One of the variables many income driven investors consider when developing a dividend based strategy is the trading of shares at or near a company's ex-dividend date. On the ex-dividend date the person who owns the security will be awarded the payment, regardless of who currently holds the stock. After the ex-date has been declared, the stock will usually drop in price by the amount of the expected dividend. That said there are two companies that will be going ex-dividend on August 28.
Goldman Sachs (GS) which closed trading on Monday at $104.66/share, will be going ex-dividend at the close of trading on Tuesday, August 28. The New York, New York firm, which currently yields 1.80% ($1.84), provides investment banking, securities and investment management services, as well as a range of financial services to corporations, financial institutions, governments and high-net-worth individuals worldwide. There are a few things I like about GS at current levels. First, I love the fact that insiders currently hold 6.75% or roughly 33.51 million shares of GS, which in my opinion is a very good thing considering insiders only hold 0.28% of Bank of New York (BK) and only 0.11% of Citigroup (C). The second thing I like about GS is the fact the company has demonstrated strong EPS results in three out of the last four quarters of which GS beat estimates by an average of 36.96% with the only anomaly coming during the September 2011 quarter when GS missed estimates by 425.00%.
Home Depot (HD), which closed trading on Monday at $56.38/share, will be going ex-dividend at the close of trading on Tuesday, August 28. The Atlanta, Georgia firm, which currently yields 2.00% ($1.16), together with its subsidiaries, operates as a home improvement retailer. The company's stores sell building materials, and home improvement and lawn and garden products to do-it-yourself, do-it-for-me (at D-I-F-M) and professional customers. It also offers installation services for D-I-F-M customers. The company's installation programs include products such as carpeting, flooring, cabinets, countertops and water heaters. When it comes to HD, I like the fact the company has demonstrated very nice EPS results in three out of the last four quarters with the only anomaly coming during the April 2012 quarter, when HD only came "in-line" with street estimates. It should be noted that HD surpassed estimates by an average of 8.83% during the remaining three quarters. Comparably speaking, Home Depot has managed to outpace direct competitor Lowe's (LOW) in terms of EPS during each of the company's most recent quarters, as LOW actually missed estimates during the most recent quarter by 7.10%, while HD surpassed estimates by 4.10%.

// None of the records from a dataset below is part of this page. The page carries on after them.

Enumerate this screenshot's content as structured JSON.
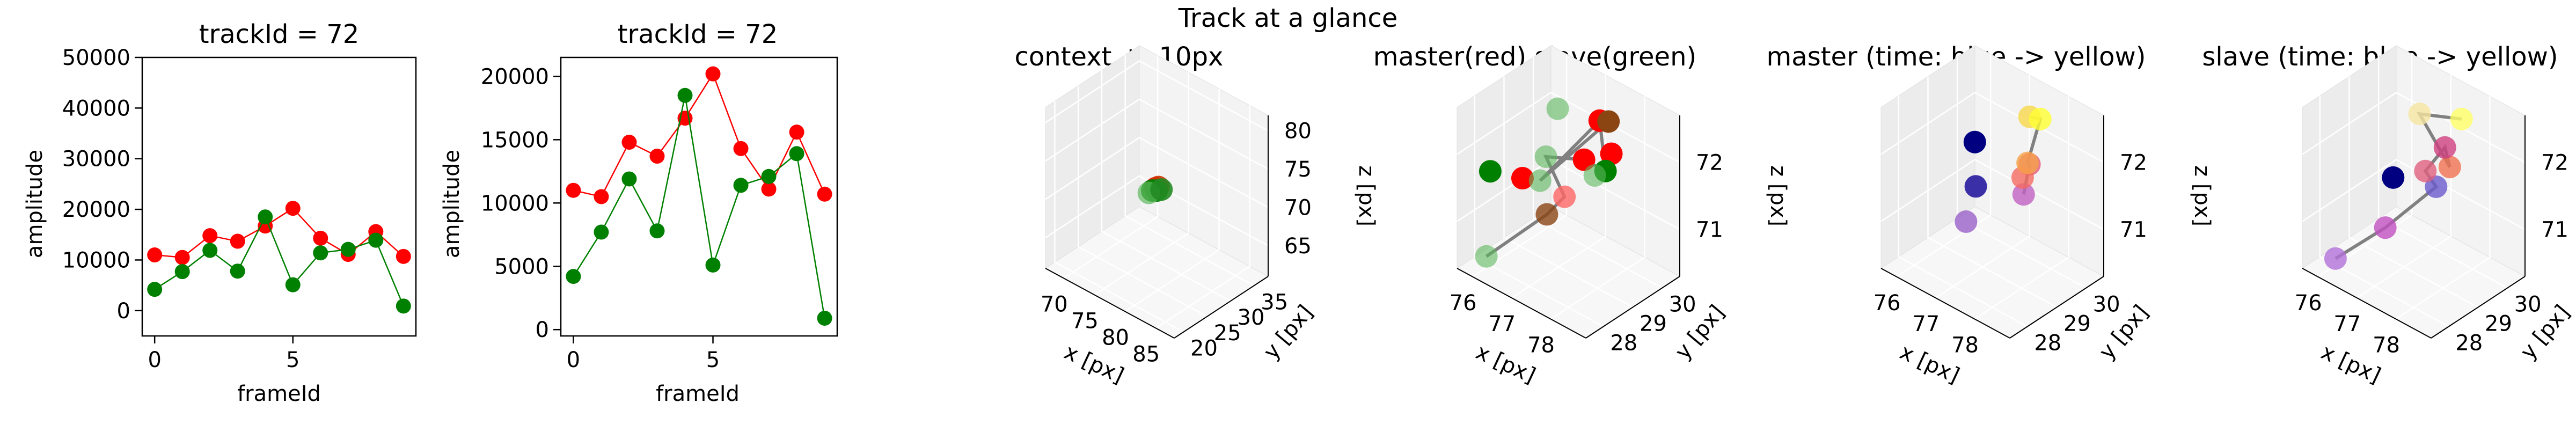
{
  "figure_title": "Track at a glance",
  "chart_data": [
    {
      "type": "line",
      "title": "trackId = 72",
      "xlabel": "frameId",
      "ylabel": "amplitude",
      "xlim": [
        -0.45,
        9.45
      ],
      "ylim": [
        -5000,
        50000
      ],
      "xticks": [
        0,
        5
      ],
      "xtick_labels": [
        "0",
        "5"
      ],
      "yticks": [
        0,
        10000,
        20000,
        30000,
        40000,
        50000
      ],
      "ytick_labels": [
        "0",
        "10000",
        "20000",
        "30000",
        "40000",
        "50000"
      ],
      "x": [
        0,
        1,
        2,
        3,
        4,
        5,
        6,
        7,
        8,
        9
      ],
      "series": [
        {
          "name": "master",
          "color": "#ff0000",
          "values": [
            11000,
            10500,
            14800,
            13700,
            16700,
            20200,
            14300,
            11100,
            15600,
            10700
          ]
        },
        {
          "name": "slave",
          "color": "#008000",
          "values": [
            4200,
            7700,
            11900,
            7800,
            18500,
            5100,
            11400,
            12100,
            13900,
            900
          ]
        }
      ]
    },
    {
      "type": "line",
      "title": "trackId = 72",
      "xlabel": "frameId",
      "ylabel": "amplitude",
      "xlim": [
        -0.45,
        9.45
      ],
      "ylim": [
        -500,
        21500
      ],
      "xticks": [
        0,
        5
      ],
      "xtick_labels": [
        "0",
        "5"
      ],
      "yticks": [
        0,
        5000,
        10000,
        15000,
        20000
      ],
      "ytick_labels": [
        "0",
        "5000",
        "10000",
        "15000",
        "20000"
      ],
      "x": [
        0,
        1,
        2,
        3,
        4,
        5,
        6,
        7,
        8,
        9
      ],
      "series": [
        {
          "name": "master",
          "color": "#ff0000",
          "values": [
            11000,
            10500,
            14800,
            13700,
            16700,
            20200,
            14300,
            11100,
            15600,
            10700
          ]
        },
        {
          "name": "slave",
          "color": "#008000",
          "values": [
            4200,
            7700,
            11900,
            7800,
            18500,
            5100,
            11400,
            12100,
            13900,
            900
          ]
        }
      ]
    },
    {
      "type": "scatter3d",
      "title": "context +- 10px",
      "xlabel": "x [px]",
      "ylabel": "y [px]",
      "zlabel": "z [px]",
      "xlim": [
        67,
        88
      ],
      "ylim": [
        18,
        38
      ],
      "zlim": [
        61,
        82
      ],
      "xticks": [
        70,
        75,
        80,
        85
      ],
      "yticks": [
        20,
        25,
        30,
        35
      ],
      "zticks": [
        65,
        70,
        75,
        80
      ],
      "xtick_labels": [
        "70",
        "75",
        "80",
        "85"
      ],
      "ytick_labels": [
        "20",
        "25",
        "30",
        "35"
      ],
      "ztick_labels": [
        "65",
        "70",
        "75",
        "80"
      ],
      "points": [
        {
          "x": 77.0,
          "y": 28.4,
          "z": 71.6,
          "color": "#ff0000",
          "alpha": 0.9
        },
        {
          "x": 77.3,
          "y": 28.6,
          "z": 71.8,
          "color": "#cc3300",
          "alpha": 0.9
        },
        {
          "x": 76.6,
          "y": 28.2,
          "z": 71.2,
          "color": "#008000",
          "alpha": 0.9
        },
        {
          "x": 76.8,
          "y": 28.9,
          "z": 71.0,
          "color": "#008000",
          "alpha": 0.9
        },
        {
          "x": 76.2,
          "y": 28.0,
          "z": 70.8,
          "color": "#5cb85c",
          "alpha": 0.7
        },
        {
          "x": 77.5,
          "y": 29.0,
          "z": 71.4,
          "color": "#228b22",
          "alpha": 0.9
        }
      ],
      "path": [
        [
          76.2,
          28.0,
          70.8
        ],
        [
          76.8,
          28.9,
          71.0
        ],
        [
          77.3,
          28.6,
          71.8
        ]
      ]
    },
    {
      "type": "scatter3d",
      "title": "master(red) slave(green)",
      "xlabel": "x [px]",
      "ylabel": "y [px]",
      "zlabel": "z [px]",
      "xlim": [
        75.6,
        78.9
      ],
      "ylim": [
        27.4,
        30.6
      ],
      "zlim": [
        70.3,
        72.7
      ],
      "xticks": [
        76,
        77,
        78
      ],
      "yticks": [
        28,
        29,
        30
      ],
      "zticks": [
        71,
        72
      ],
      "xtick_labels": [
        "76",
        "77",
        "78"
      ],
      "ytick_labels": [
        "28",
        "29",
        "30"
      ],
      "ztick_labels": [
        "71",
        "72"
      ],
      "points": [
        {
          "x": 76.9,
          "y": 29.1,
          "z": 72.6,
          "color": "#5cb85c",
          "alpha": 0.6
        },
        {
          "x": 77.6,
          "y": 29.6,
          "z": 72.5,
          "color": "#ff0000",
          "alpha": 1.0
        },
        {
          "x": 77.6,
          "y": 29.9,
          "z": 72.4,
          "color": "#8b4513",
          "alpha": 1.0
        },
        {
          "x": 76.9,
          "y": 28.7,
          "z": 72.0,
          "color": "#5cb85c",
          "alpha": 0.6
        },
        {
          "x": 77.9,
          "y": 29.6,
          "z": 72.1,
          "color": "#ff0000",
          "alpha": 1.0
        },
        {
          "x": 77.5,
          "y": 29.2,
          "z": 72.0,
          "color": "#ff0000",
          "alpha": 1.0
        },
        {
          "x": 77.9,
          "y": 29.4,
          "z": 71.9,
          "color": "#008000",
          "alpha": 1.0
        },
        {
          "x": 77.7,
          "y": 29.3,
          "z": 71.8,
          "color": "#5cb85c",
          "alpha": 0.6
        },
        {
          "x": 76.6,
          "y": 28.3,
          "z": 71.7,
          "color": "#ff0000",
          "alpha": 1.0
        },
        {
          "x": 76.9,
          "y": 28.5,
          "z": 71.7,
          "color": "#5cb85c",
          "alpha": 0.6
        },
        {
          "x": 76.0,
          "y": 28.0,
          "z": 71.7,
          "color": "#008000",
          "alpha": 1.0
        },
        {
          "x": 77.3,
          "y": 28.8,
          "z": 71.5,
          "color": "#ff6666",
          "alpha": 0.8
        },
        {
          "x": 77.0,
          "y": 28.6,
          "z": 71.2,
          "color": "#8b4513",
          "alpha": 0.8
        },
        {
          "x": 75.9,
          "y": 28.0,
          "z": 70.4,
          "color": "#5cb85c",
          "alpha": 0.6
        }
      ],
      "path": [
        [
          75.9,
          28.0,
          70.4
        ],
        [
          77.0,
          28.6,
          71.2
        ],
        [
          77.3,
          28.8,
          71.5
        ],
        [
          76.9,
          28.7,
          72.0
        ],
        [
          77.5,
          29.2,
          72.0
        ],
        [
          77.9,
          29.4,
          71.9
        ],
        [
          77.6,
          29.6,
          72.5
        ],
        [
          76.9,
          28.5,
          71.7
        ],
        [
          77.6,
          29.9,
          72.4
        ]
      ]
    },
    {
      "type": "scatter3d",
      "title": "master (time: blue -> yellow)",
      "xlabel": "x [px]",
      "ylabel": "y [px]",
      "zlabel": "z [px]",
      "xlim": [
        75.6,
        78.9
      ],
      "ylim": [
        27.4,
        30.6
      ],
      "zlim": [
        70.3,
        72.7
      ],
      "xticks": [
        76,
        77,
        78
      ],
      "yticks": [
        28,
        29,
        30
      ],
      "zticks": [
        71,
        72
      ],
      "xtick_labels": [
        "76",
        "77",
        "78"
      ],
      "ytick_labels": [
        "28",
        "29",
        "30"
      ],
      "ztick_labels": [
        "71",
        "72"
      ],
      "points": [
        {
          "x": 76.8,
          "y": 29.0,
          "z": 72.1,
          "color": "#000080",
          "alpha": 1.0
        },
        {
          "x": 76.9,
          "y": 28.9,
          "z": 71.5,
          "color": "#3a2fa6",
          "alpha": 1.0
        },
        {
          "x": 76.8,
          "y": 28.7,
          "z": 71.0,
          "color": "#9a60c8",
          "alpha": 0.8
        },
        {
          "x": 77.6,
          "y": 29.6,
          "z": 71.4,
          "color": "#c060c0",
          "alpha": 0.8
        },
        {
          "x": 77.9,
          "y": 29.4,
          "z": 72.0,
          "color": "#e65a7a",
          "alpha": 0.8
        },
        {
          "x": 77.8,
          "y": 29.3,
          "z": 71.8,
          "color": "#f46a60",
          "alpha": 0.8
        },
        {
          "x": 77.7,
          "y": 29.6,
          "z": 71.9,
          "color": "#f6a24a",
          "alpha": 0.8
        },
        {
          "x": 77.6,
          "y": 29.8,
          "z": 72.5,
          "color": "#f8d84a",
          "alpha": 0.8
        },
        {
          "x": 77.8,
          "y": 29.9,
          "z": 72.5,
          "color": "#ffff33",
          "alpha": 0.8
        }
      ],
      "path": [
        [
          77.6,
          29.8,
          72.5
        ],
        [
          77.8,
          29.9,
          72.5
        ],
        [
          77.7,
          29.6,
          71.9
        ],
        [
          77.9,
          29.4,
          72.0
        ],
        [
          77.6,
          29.6,
          71.4
        ]
      ]
    },
    {
      "type": "scatter3d",
      "title": "slave (time: blue -> yellow)",
      "xlabel": "x [px]",
      "ylabel": "y [px]",
      "zlabel": "z [px]",
      "xlim": [
        75.6,
        78.9
      ],
      "ylim": [
        27.4,
        30.6
      ],
      "zlim": [
        70.3,
        72.7
      ],
      "xticks": [
        76,
        77,
        78
      ],
      "yticks": [
        28,
        29,
        30
      ],
      "zticks": [
        71,
        72
      ],
      "xtick_labels": [
        "76",
        "77",
        "78"
      ],
      "ytick_labels": [
        "28",
        "29",
        "30"
      ],
      "ztick_labels": [
        "71",
        "72"
      ],
      "points": [
        {
          "x": 76.0,
          "y": 28.0,
          "z": 70.4,
          "color": "#b070d8",
          "alpha": 0.8
        },
        {
          "x": 76.9,
          "y": 28.5,
          "z": 71.0,
          "color": "#c050c0",
          "alpha": 0.8
        },
        {
          "x": 76.8,
          "y": 28.9,
          "z": 71.6,
          "color": "#000080",
          "alpha": 1.0
        },
        {
          "x": 77.6,
          "y": 29.3,
          "z": 71.6,
          "color": "#6a5acd",
          "alpha": 0.8
        },
        {
          "x": 77.4,
          "y": 29.2,
          "z": 71.8,
          "color": "#e06080",
          "alpha": 0.8
        },
        {
          "x": 77.8,
          "y": 29.5,
          "z": 71.9,
          "color": "#f07050",
          "alpha": 0.8
        },
        {
          "x": 77.6,
          "y": 29.6,
          "z": 72.1,
          "color": "#d04080",
          "alpha": 0.8
        },
        {
          "x": 77.1,
          "y": 29.4,
          "z": 72.5,
          "color": "#f5e6a0",
          "alpha": 0.8
        },
        {
          "x": 77.8,
          "y": 29.9,
          "z": 72.5,
          "color": "#ffff66",
          "alpha": 0.8
        }
      ],
      "path": [
        [
          76.0,
          28.0,
          70.4
        ],
        [
          76.9,
          28.5,
          71.0
        ],
        [
          77.6,
          29.3,
          71.6
        ],
        [
          77.4,
          29.2,
          71.8
        ],
        [
          77.6,
          29.6,
          72.1
        ],
        [
          77.8,
          29.5,
          71.9
        ],
        [
          77.1,
          29.4,
          72.5
        ],
        [
          77.8,
          29.9,
          72.5
        ]
      ]
    }
  ]
}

Potential investors looking to establish a position in either GS or HD should do so with a moderate position and add to that position as dividend and earnings announcements approach. Although all both companies currently have very conservative yields (GS 1.80% and HD 2.00%), there are two larger catalysts I'd watch closely when it comes to either stock. In terms of Goldman Sachs, I'd also watch the behavior of several of the larger financial institutions as secondary variables such as the LIBOR scandal are still fresh in our minds. In terms of Home Depot, one the secondary variables investors should watch closely is the homebuilders, since they rely heavily on both HD and LOW to obtain their tools and supplies.